I've had the same problem on Fedora - so it is not ubuntu specific. On Fedora,
systemd has a timeout for VG activation.  That can be increased.  However, you
can flag the snapshot to *not* be activated automatically (Skip activation:
-k) at volume group activation. That allows the system to boot (remote
reboot), and then you can manually activate the big snapshot (or automatically
in a later script) - waiting the requisite 5 or 10 minutes.


Hi

To clean some 'myths' here:


With old-snapshots (non-thin pool based) you cannot skip activation of snapshot - origin and all its snapshots always have to be active.

If the old-snapshot is larger (in range of GB) it takes quite some time to process whole COW volume and read and parse all metadata stored there.

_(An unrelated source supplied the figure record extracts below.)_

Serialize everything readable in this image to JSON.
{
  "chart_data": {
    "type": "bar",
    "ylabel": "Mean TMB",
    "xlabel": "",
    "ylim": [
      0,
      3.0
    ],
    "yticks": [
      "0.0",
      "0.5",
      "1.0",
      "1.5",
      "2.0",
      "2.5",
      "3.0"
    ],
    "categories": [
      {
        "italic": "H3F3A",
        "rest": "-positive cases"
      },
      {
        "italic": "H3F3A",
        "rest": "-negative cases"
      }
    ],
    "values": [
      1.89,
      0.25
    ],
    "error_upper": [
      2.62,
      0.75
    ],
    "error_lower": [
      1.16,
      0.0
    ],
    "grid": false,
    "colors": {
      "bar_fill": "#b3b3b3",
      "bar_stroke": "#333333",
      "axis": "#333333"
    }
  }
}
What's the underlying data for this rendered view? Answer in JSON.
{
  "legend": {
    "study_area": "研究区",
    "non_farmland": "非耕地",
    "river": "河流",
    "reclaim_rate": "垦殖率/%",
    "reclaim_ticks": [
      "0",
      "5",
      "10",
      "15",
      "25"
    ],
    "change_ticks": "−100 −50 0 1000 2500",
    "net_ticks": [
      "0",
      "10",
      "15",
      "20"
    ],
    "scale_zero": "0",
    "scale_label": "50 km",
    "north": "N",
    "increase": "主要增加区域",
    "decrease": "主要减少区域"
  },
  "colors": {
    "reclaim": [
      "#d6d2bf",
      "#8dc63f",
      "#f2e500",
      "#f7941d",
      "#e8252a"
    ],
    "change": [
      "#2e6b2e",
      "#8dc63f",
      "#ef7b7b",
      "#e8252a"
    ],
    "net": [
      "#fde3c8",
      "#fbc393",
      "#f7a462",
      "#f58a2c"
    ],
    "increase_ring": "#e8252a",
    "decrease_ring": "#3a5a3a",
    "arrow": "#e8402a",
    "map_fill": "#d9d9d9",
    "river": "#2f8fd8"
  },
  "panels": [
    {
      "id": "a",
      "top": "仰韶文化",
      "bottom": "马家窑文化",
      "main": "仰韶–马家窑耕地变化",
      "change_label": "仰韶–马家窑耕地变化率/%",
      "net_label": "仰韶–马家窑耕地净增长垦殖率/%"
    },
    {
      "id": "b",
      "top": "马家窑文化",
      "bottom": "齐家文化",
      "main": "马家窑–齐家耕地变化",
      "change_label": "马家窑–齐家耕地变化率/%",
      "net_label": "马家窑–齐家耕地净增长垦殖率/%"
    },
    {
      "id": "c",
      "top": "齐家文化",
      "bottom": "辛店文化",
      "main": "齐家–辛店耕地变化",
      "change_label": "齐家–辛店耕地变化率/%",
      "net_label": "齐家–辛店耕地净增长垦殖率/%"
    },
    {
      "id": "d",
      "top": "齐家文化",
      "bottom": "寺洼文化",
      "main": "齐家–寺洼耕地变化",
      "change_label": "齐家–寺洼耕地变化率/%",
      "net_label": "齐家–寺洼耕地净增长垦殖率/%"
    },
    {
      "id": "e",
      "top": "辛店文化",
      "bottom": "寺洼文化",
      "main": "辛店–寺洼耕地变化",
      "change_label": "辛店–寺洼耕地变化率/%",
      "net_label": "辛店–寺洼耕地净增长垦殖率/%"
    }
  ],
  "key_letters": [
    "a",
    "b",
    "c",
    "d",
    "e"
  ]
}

The metadata format for an old snapshot has been targeted to be small and occupy minimum extra space - thus if someone keeps it permanently and stores there a lot of data it's very very very inefficient.

This problem with old snaps basically cannot be fixed unless there would be a completely different new snapshot target ;)

So the advised fix for long term snapshot is to switch to use thin-pool.

Here you will have all the goodies - very fast and efficient snapshots, you could easily take snapshot of snapshot and you could also select if you want to have snapshot activated or not (and by default it's skipped from activation).